Kelompok main hakim sendiri di Indonesia merekrut mantan anggota kelompok garis keras yang sudah tidak berfungsi, menjalankan pelatihan seperti tentara
JAKARTA – Kelompok main hakim sendiri Indonesia Front Pembela Islam (FPI) telah menarik mantan anggota kelompok garis keras Muslim Hizbut Tahrir Indonesia (HTI) yang dibubarkan untuk bergabung dengan mereka, dan melakukan pelatihan seperti tentara untuk rekrutan muda.
Pengungkapan itu terjadi ketika polisi merilis rincian lebih lanjut tentang apa yang terjadi selama baku tembak antara polisi dan pengawal pemimpin FPI Rizieq Shihab pekan lalu.
“Mereka merekrut orang-orang dari Garut, Sukabumi, Bogor untuk berlatih di Megamendung menjadi laskar (pasukan paramiliter),” kata seorang pejabat senior pemerintah yang berbicara dengan syarat anonim. “Ini adalah militansi tinggi dan menyerukan tindakan cepat.”
FPI menjalankan sebuah pesantren di Megamendung, provinsi Jawa Barat, di bawah angin sejuk pegunungan di daerah Puncak yang terkenal sekitar 1 1/2 jam perjalanan dari Jakarta.
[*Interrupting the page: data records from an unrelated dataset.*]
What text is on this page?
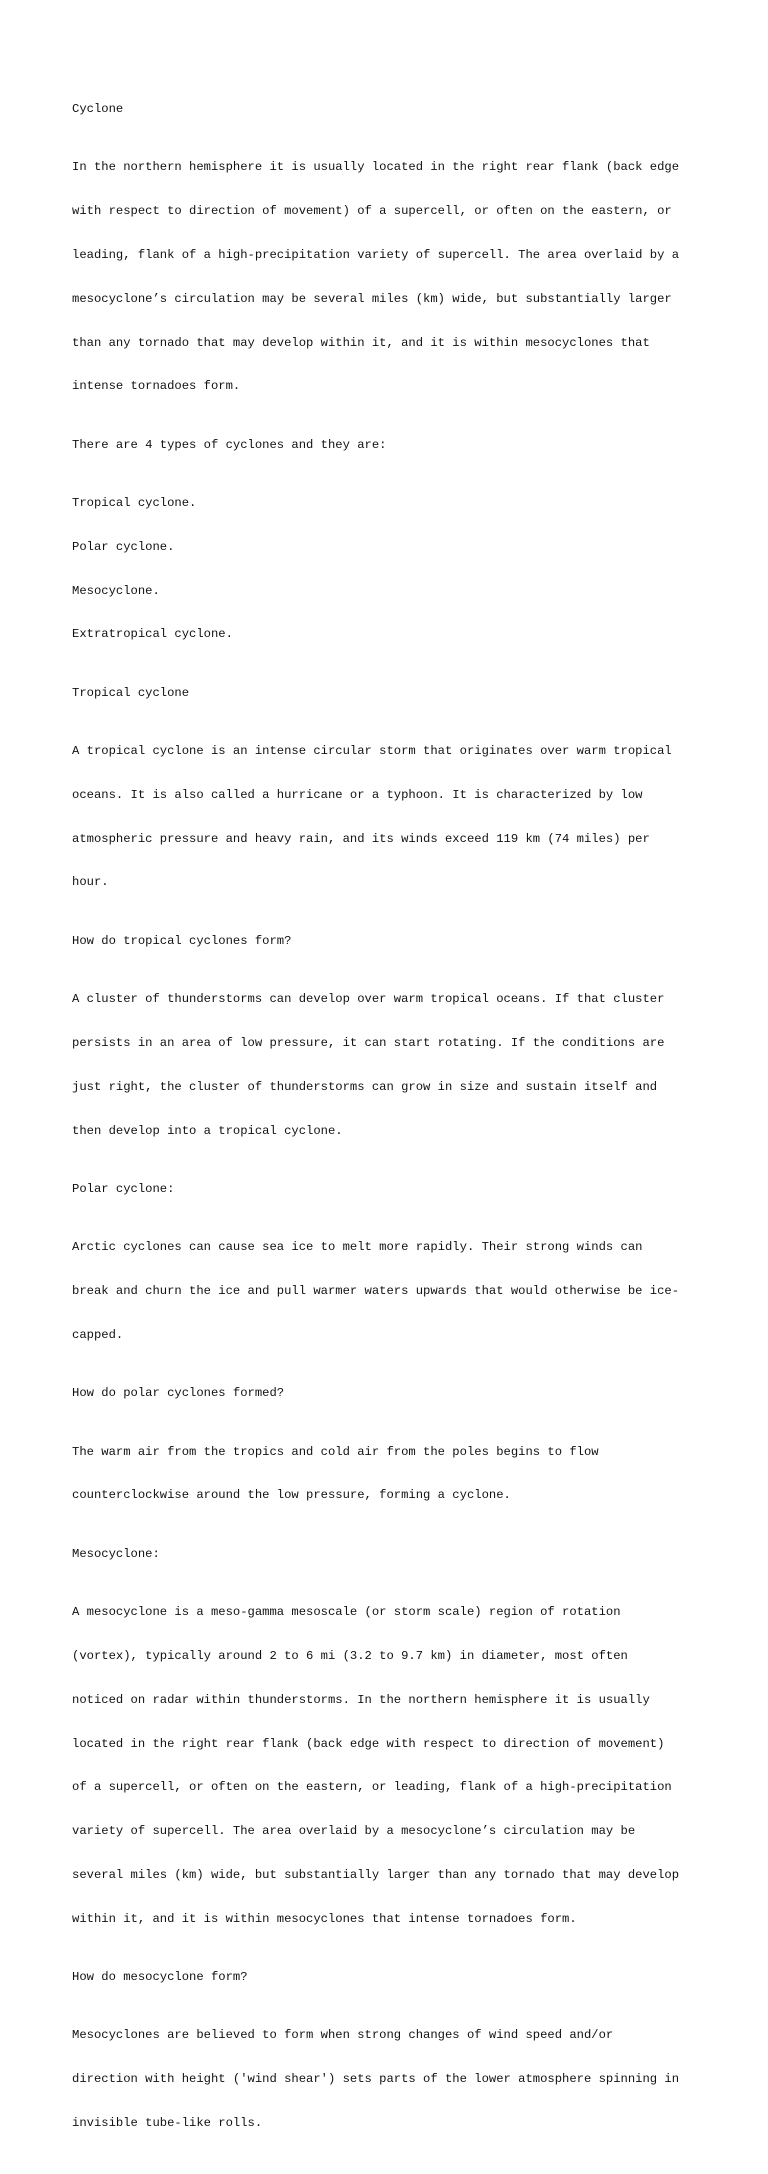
Cyclone

In the northern hemisphere it is usually located in the right rear flank (back edge

with respect to direction of movement) of a supercell, or often on the eastern, or

leading, flank of a high-precipitation variety of supercell. The area overlaid by a

mesocyclone’s circulation may be several miles (km) wide, but substantially larger

than any tornado that may develop within it, and it is within mesocyclones that

intense tornadoes form.

There are 4 types of cyclones and they are:

Tropical cyclone.

Polar cyclone.

Mesocyclone.

Extratropical cyclone.

Tropical cyclone

A tropical cyclone is an intense circular storm that originates over warm tropical

oceans. It is also called a hurricane or a typhoon. It is characterized by low

atmospheric pressure and heavy rain, and its winds exceed 119 km (74 miles) per

hour.

How do tropical cyclones form?

A cluster of thunderstorms can develop over warm tropical oceans. If that cluster

persists in an area of low pressure, it can start rotating. If the conditions are

just right, the cluster of thunderstorms can grow in size and sustain itself and

then develop into a tropical cyclone.

Polar cyclone:

Arctic cyclones can cause sea ice to melt more rapidly. Their strong winds can

break and churn the ice and pull warmer waters upwards that would otherwise be ice-

capped.

How do polar cyclones formed?

The warm air from the tropics and cold air from the poles begins to flow

counterclockwise around the low pressure, forming a cyclone.

Mesocyclone:

A mesocyclone is a meso-gamma mesoscale (or storm scale) region of rotation

(vortex), typically around 2 to 6 mi (3.2 to 9.7 km) in diameter, most often

noticed on radar within thunderstorms. In the northern hemisphere it is usually

located in the right rear flank (back edge with respect to direction of movement)

of a supercell, or often on the eastern, or leading, flank of a high-precipitation

variety of supercell. The area overlaid by a mesocyclone’s circulation may be

several miles (km) wide, but substantially larger than any tornado that may develop

within it, and it is within mesocyclones that intense tornadoes form.

How do mesocyclone form?

Mesocyclones are believed to form when strong changes of wind speed and/or

direction with height ('wind shear') sets parts of the lower atmosphere spinning in

invisible tube-like rolls.
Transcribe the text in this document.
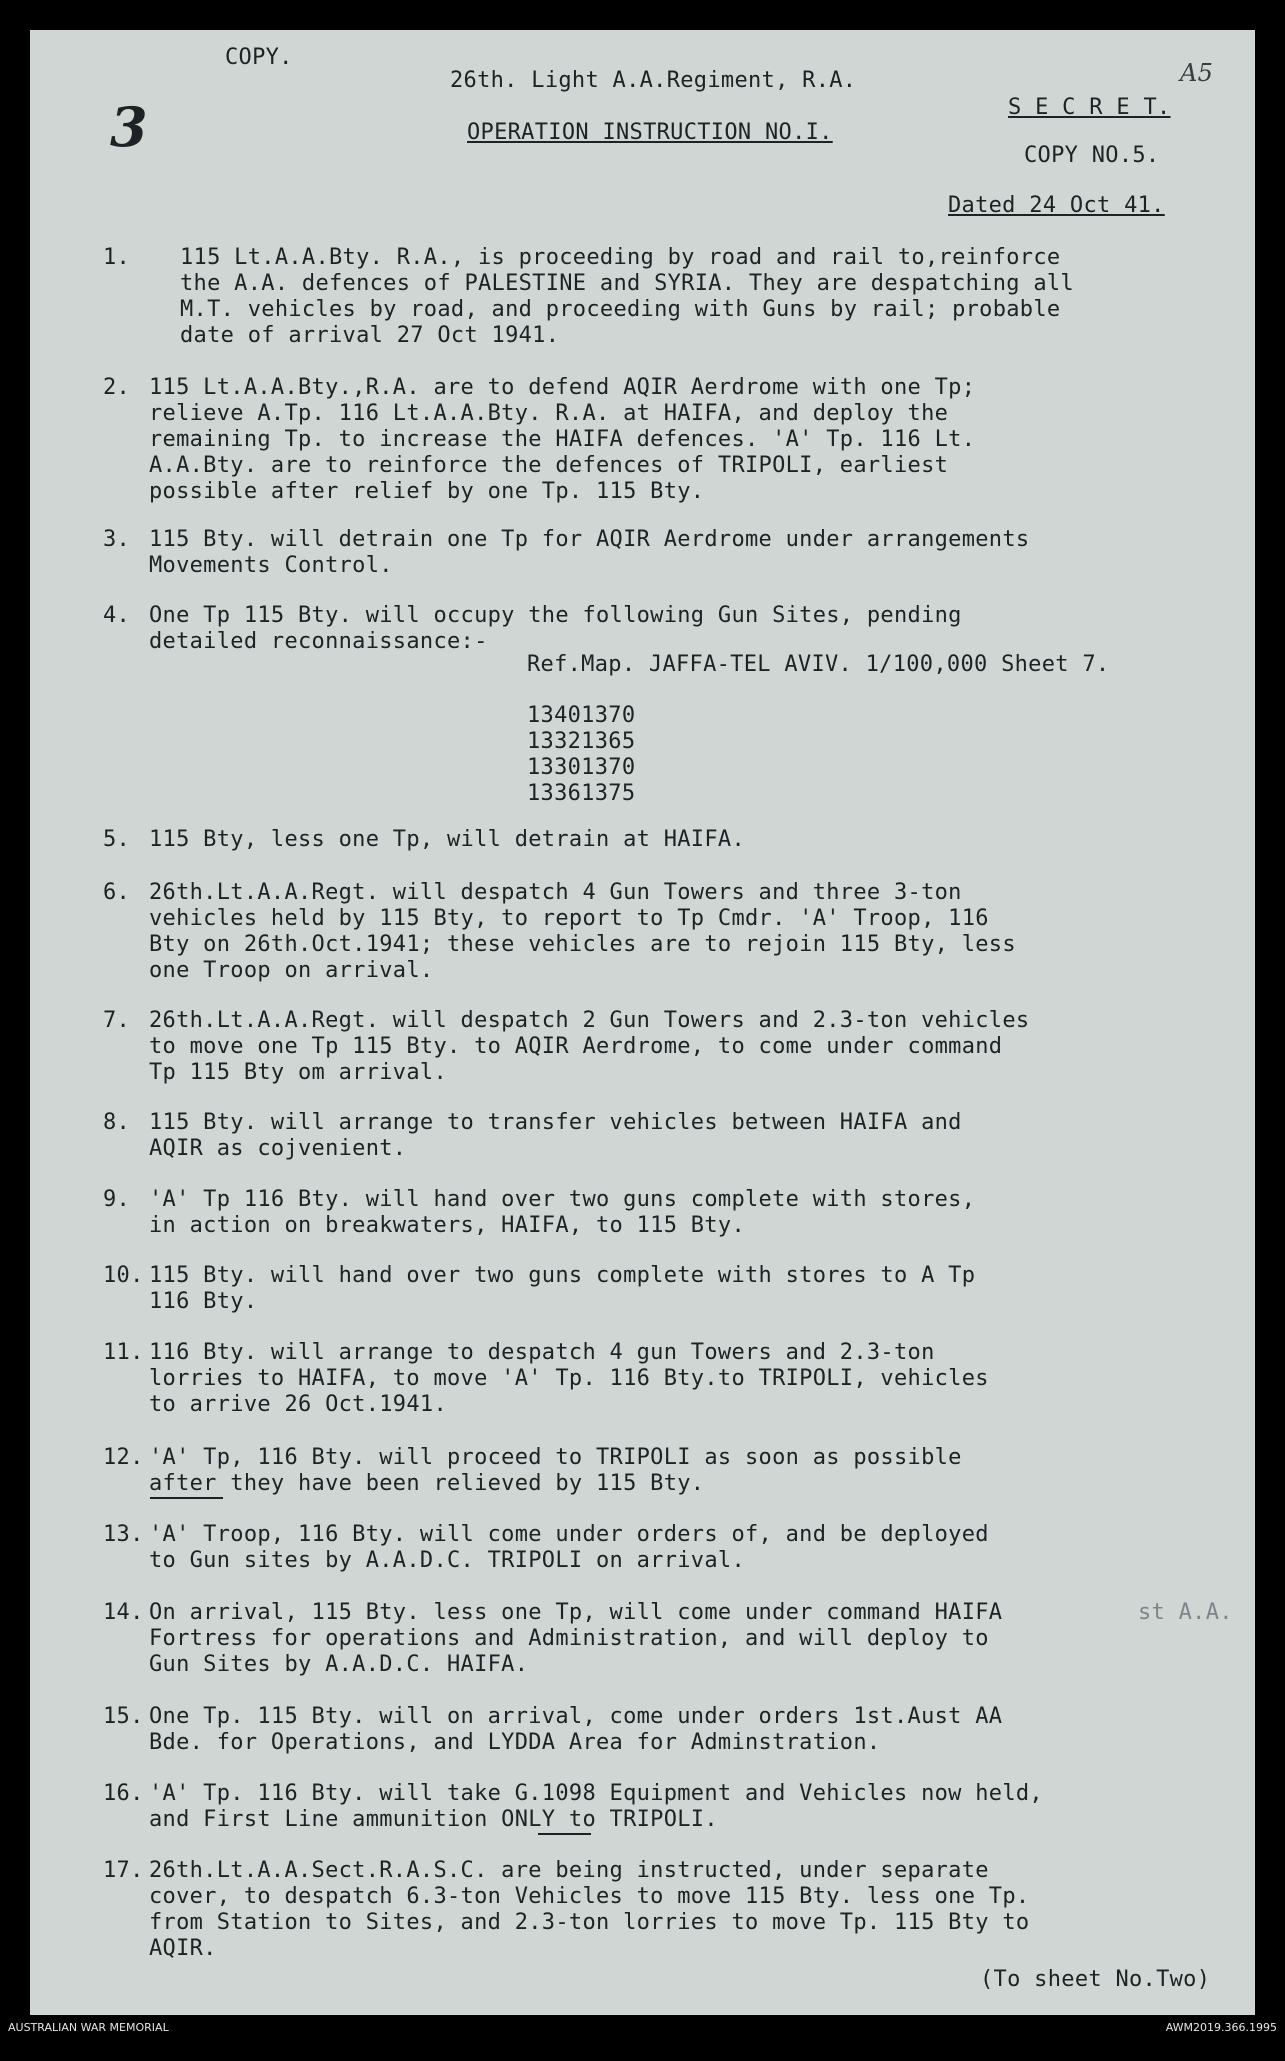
COPY.
3
26th. Light A.A.Regiment, R.A.	A5
S E C R E T.
OPERATION INSTRUCTION NO.I.
COPY NO.5.
Dated 24 Oct 41.
1. 115 Lt.A.A.Bty. R.A., is proceeding by road and rail to,reinforce
the A.A. defences of PALESTINE and SYRIA. They are despatching all
M.T. vehicles by road, and proceeding with Guns by rail; probable
date of arrival 27 Oct 1941.
2. 115 Lt.A.A.Bty.,R.A. are to defend AQIR Aerdrome with one Tp;
relieve A.Tp. 116 Lt.A.A.Bty. R.A. at HAIFA, and deploy the
remaining Tp. to increase the HAIFA defences. 'A' Tp. 116 Lt.
A.A.Bty. are to reinforce the defences of TRIPOLI, earliest
possible after relief by one Tp. 115 Bty.
3. 115 Bty. will detrain one Tp for AQIR Aerdrome under arrangements
Movements Control.
4. One Tp 115 Bty. will occupy the following Gun Sites, pending
detailed reconnaissance:-
Ref.Map. JAFFA-TEL AVIV. 1/100,000 Sheet 7.
13401370
13321365
13301370
13361375
5. 115 Bty, less one Tp, will detrain at HAIFA.
6. 26th.Lt.A.A.Regt. will despatch 4 Gun Towers and three 3-ton
vehicles held by 115 Bty, to report to Tp Cmdr. 'A' Troop, 116
Bty on 26th.Oct.1941; these vehicles are to rejoin 115 Bty, less
one Troop on arrival.
7. 26th.Lt.A.A.Regt. will despatch 2 Gun Towers and 2.3-ton vehicles
to move one Tp 115 Bty. to AQIR Aerdrome, to come under command
Tp 115 Bty om arrival.
8. 115 Bty. will arrange to transfer vehicles between HAIFA and
AQIR as cojvenient.
9. 'A' Tp 116 Bty. will hand over two guns complete with stores,
in action on breakwaters, HAIFA, to 115 Bty.
10. 115 Bty. will hand over two guns complete with stores to A Tp
116 Bty.
11. 116 Bty. will arrange to despatch 4 gun Towers and 2.3-ton
lorries to HAIFA, to move 'A' Tp. 116 Bty.to TRIPOLI, vehicles
to arrive 26 Oct.1941.
12. 'A' Tp, 116 Bty. will proceed to TRIPOLI as soon as possible
after they have been relieved by 115 Bty.
13. 'A' Troop, 116 Bty. will come under orders of, and be deployed
to Gun sites by A.A.D.C. TRIPOLI on arrival.
14. On arrival, 115 Bty. less one Tp, will come under command HAIFA
Fortress for operations and Administration, and will deploy to
Gun Sites by A.A.D.C. HAIFA.
st A.A.
15. One Tp. 115 Bty. will on arrival, come under orders 1st.Aust AA
Bde. for Operations, and LYDDA Area for Adminstration.
16. 'A' Tp. 116 Bty. will take G.1098 Equipment and Vehicles now held,
and First Line ammunition ONLY to TRIPOLI.
17. 26th.Lt.A.A.Sect.R.A.S.C. are being instructed, under separate
cover, to despatch 6.3-ton Vehicles to move 115 Bty. less one Tp.
from Station to Sites, and 2.3-ton lorries to move Tp. 115 Bty to
AQIR.
(To sheet No.Two)
AUSTRALIAN WAR MEMORIAL	AWM2019.366.1995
Garut, Sukabumi dan Bogor – juga di Jawa Barat – adalah salah satu benteng radikalisme di Indonesia.
HTI, yang menyerukan hukum Islam dan ingin menyatukan semua Muslim menjadi kekhalifahan, dibubarkan pada pertengahan 2017 dengan alasan bertentangan dengan ideologi negara Indonesia Pancasila, prinsip-prinsip nasional pendiri yang mempromosikan pluralisme, toleransi dan demokrasi.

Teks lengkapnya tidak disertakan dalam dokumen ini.